Other vegetables from the banned list of countries may enter the UAE only if importers present a health certificate stating it is free from E.coli from the country of origin.
The produce then undergoes more testing before being allowed to go on sale.
Dubai Municipality, which had imposed its own ban on imports including tomatoes and lettuce from the same countries on Tuesday, also said no E.coli had been found.
"The issue we have is that there is a lot of confusion and mixed signals coming from authorities in Europe about the source of the contamination," said a spokesman for Dubai Municipality's Food Control Department.
"We are waiting for some more concrete information from international health agencies and then we can act accordingly."
The outbreak of the haemolytic uraemic syndrome - caused by a strain of the E.coli bacteria that produces Shiga toxin - was first reported in Germany four weeks ago. The World Health Organisation said yesterday the strain was previously unknown.
The outbreak has now claimed 17 lives - 16 in Germany and one in Sweden - and made more than 1,500 people ill across the continent.
Chinese scientists at the Beijing Genomics Institute in Shenzhen, who have analysed the strain, said it carried genes that made it resistant to some classes of antibiotics. It was highly toxic and highly infectious, they said.
German health officials initially pointed to Spanish organic cucumbers as the source of contamination but have since admitted they do not now know where it came from.
Speaking to a German parliamentary committee, Reinhard Burger, head of the country's disease control agency, the Robert Koch Institute (RKI), said the precise source may never be found.
The Spanish government is now threatening legal action and is demanding compensation for its farmers. It says they have lost sales worth €200 million (Dh1bn) a week and the scare could put 70,000 people out of work.

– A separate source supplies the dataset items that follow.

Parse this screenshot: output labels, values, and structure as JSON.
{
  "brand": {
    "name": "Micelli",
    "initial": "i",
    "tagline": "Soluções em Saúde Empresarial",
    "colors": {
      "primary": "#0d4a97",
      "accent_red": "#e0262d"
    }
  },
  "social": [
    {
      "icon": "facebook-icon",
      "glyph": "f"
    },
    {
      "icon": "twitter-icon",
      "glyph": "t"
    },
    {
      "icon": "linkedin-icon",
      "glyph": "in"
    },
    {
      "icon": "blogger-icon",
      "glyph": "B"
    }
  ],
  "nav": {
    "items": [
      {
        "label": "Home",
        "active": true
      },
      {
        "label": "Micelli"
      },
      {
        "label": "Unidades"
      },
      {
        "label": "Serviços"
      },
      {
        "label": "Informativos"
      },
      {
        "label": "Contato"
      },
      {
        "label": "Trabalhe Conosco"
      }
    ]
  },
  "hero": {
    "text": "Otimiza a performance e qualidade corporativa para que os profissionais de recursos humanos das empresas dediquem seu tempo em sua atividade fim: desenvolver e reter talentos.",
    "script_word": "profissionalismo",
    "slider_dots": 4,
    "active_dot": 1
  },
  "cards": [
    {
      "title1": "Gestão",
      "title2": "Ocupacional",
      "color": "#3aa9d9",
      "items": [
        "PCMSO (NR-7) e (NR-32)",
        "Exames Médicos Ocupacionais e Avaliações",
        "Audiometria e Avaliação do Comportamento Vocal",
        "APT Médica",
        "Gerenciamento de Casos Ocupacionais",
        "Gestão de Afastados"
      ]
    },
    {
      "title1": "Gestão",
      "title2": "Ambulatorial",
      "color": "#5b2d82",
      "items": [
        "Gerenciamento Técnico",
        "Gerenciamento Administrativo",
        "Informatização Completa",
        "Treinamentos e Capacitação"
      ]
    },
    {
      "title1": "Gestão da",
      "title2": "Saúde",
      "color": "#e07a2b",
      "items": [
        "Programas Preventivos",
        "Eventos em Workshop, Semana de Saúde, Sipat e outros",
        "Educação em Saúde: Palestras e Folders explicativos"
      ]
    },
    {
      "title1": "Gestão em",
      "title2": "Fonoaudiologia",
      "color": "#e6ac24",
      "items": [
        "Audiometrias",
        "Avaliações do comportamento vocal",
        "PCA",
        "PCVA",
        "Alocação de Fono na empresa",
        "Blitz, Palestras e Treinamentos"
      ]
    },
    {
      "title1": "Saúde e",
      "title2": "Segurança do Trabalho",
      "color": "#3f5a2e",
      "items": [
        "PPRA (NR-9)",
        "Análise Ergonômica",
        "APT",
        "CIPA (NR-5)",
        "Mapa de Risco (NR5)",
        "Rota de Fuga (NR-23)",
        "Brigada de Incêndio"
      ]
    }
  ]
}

Russia imposed a complete import ban on all raw vegetables from the European Union. Gennady Onishchenko, head of the Russian consumer protection agency Rospotrebnadzor, said the ban was imposed because the situation had not been brought under control.
The European Commission has said it is looking at what it could do about the impact on producers.
The EU's health experts have been horrified at the size and seriousness of the outbreak. Denis Coulombier, head of surveillance and response for the European Centre for Disease Prevention and Control, said studies so far showed a strong link between disease symptoms and the consumption of fresh vegetables.
"To have such a high number of severe cases means that probably there was a huge contamination at some juncture. That could have been anywhere from the farm to the fork - in transport, packaging, cleaning, at wholesalers, or retailers - anywhere along that food chain."